Milicia excelsa and Nauclea diderrichii are both indigenous fast growing species (Keay R. W, Onochi C.F. 1965). In the forest these species appear more or less isolated or in clumps of few trees. Nauclea seeds all year round. The fruits are usually green when not mature and then change to orange at maturity.

Light is required by plants because it provides energy during photosynthesis for the manufacture of food. This energy storing process involves the conversion of light energy to the chemical energy stored in carbohydrate from which it can be released in the form useful for vital activities of living things. In the absence of light, sufficient energy is not available, then the seedlings growing under such conditions are usually devoid of enrgy. Consequently they lack sufficient food to sustain them and therefore etiolate (Kiew 1982).

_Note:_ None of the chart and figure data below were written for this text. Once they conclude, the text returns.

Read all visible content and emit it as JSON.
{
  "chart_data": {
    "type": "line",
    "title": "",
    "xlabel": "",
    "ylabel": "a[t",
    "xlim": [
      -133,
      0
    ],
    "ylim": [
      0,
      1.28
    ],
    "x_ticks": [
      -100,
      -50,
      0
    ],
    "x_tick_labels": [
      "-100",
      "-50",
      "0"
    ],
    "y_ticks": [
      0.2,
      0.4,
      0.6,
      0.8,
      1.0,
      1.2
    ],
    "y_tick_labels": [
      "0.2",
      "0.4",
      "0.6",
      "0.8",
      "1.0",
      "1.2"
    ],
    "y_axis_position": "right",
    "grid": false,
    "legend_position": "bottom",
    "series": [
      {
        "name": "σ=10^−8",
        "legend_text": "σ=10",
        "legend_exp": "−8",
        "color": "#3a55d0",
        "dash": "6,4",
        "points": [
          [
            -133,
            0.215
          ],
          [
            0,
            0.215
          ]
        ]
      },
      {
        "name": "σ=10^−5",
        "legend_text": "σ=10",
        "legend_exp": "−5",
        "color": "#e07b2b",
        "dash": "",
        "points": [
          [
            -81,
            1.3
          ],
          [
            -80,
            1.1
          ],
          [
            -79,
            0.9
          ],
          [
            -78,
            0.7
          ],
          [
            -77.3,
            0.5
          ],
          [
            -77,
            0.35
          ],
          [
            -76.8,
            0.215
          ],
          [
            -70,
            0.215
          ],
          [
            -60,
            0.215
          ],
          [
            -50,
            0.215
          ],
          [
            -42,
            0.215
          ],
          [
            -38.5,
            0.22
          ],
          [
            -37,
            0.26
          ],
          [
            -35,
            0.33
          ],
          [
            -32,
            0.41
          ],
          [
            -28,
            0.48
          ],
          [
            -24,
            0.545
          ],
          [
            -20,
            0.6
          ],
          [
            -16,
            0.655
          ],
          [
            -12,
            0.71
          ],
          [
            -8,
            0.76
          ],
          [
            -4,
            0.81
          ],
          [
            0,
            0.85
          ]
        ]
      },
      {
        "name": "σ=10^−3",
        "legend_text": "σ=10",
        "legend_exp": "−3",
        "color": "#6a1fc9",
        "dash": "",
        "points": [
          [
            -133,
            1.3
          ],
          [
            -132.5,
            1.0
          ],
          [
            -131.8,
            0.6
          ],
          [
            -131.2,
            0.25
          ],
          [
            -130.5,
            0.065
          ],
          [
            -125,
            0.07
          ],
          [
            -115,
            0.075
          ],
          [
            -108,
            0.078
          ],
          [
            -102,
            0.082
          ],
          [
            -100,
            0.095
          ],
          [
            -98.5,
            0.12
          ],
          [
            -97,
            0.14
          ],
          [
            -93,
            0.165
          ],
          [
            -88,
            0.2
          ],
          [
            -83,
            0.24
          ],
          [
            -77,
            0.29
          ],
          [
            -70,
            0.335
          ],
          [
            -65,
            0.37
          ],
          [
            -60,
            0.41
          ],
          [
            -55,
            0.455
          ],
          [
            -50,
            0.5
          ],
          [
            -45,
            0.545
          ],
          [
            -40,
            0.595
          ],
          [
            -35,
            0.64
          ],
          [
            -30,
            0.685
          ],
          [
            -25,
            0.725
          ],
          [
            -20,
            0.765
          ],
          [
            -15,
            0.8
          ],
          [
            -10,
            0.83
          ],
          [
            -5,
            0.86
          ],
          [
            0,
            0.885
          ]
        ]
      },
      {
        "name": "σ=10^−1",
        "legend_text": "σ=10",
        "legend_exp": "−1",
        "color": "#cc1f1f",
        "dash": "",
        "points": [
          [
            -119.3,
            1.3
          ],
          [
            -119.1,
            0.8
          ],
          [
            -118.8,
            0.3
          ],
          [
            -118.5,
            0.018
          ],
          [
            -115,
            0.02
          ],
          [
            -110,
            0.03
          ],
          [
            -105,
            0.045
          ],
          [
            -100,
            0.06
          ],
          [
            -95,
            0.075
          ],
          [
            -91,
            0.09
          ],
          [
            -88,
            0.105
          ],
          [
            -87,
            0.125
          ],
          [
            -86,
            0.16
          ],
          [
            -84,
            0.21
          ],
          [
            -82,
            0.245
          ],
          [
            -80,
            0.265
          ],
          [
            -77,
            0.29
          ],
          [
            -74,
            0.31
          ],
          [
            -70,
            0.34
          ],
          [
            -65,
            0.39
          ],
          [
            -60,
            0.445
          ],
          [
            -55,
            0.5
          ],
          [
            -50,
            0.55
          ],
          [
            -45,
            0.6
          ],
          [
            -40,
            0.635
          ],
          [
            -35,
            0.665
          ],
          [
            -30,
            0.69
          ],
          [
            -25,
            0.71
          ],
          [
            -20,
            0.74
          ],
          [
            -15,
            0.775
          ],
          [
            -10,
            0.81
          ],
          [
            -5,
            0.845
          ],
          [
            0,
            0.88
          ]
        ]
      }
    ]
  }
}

Seedlings of Milicia and Nauclea growing under a red/far-red treatment of 0.99 were studier, erect and hard. They had shorter lengths but with more uniform shoots. With constant watering, they grew and established more firmly in the soil. Seedlings of treatment 0.631 were taller but looked very frail and tiny. This is because the amount of red light was not sufficient to produce an adequate food supply (Hess 1975). Improper watering caused the seedlings to be uprooted indicating weak establishment in the soil. Seedlings under treatment –1.325 died off after one week.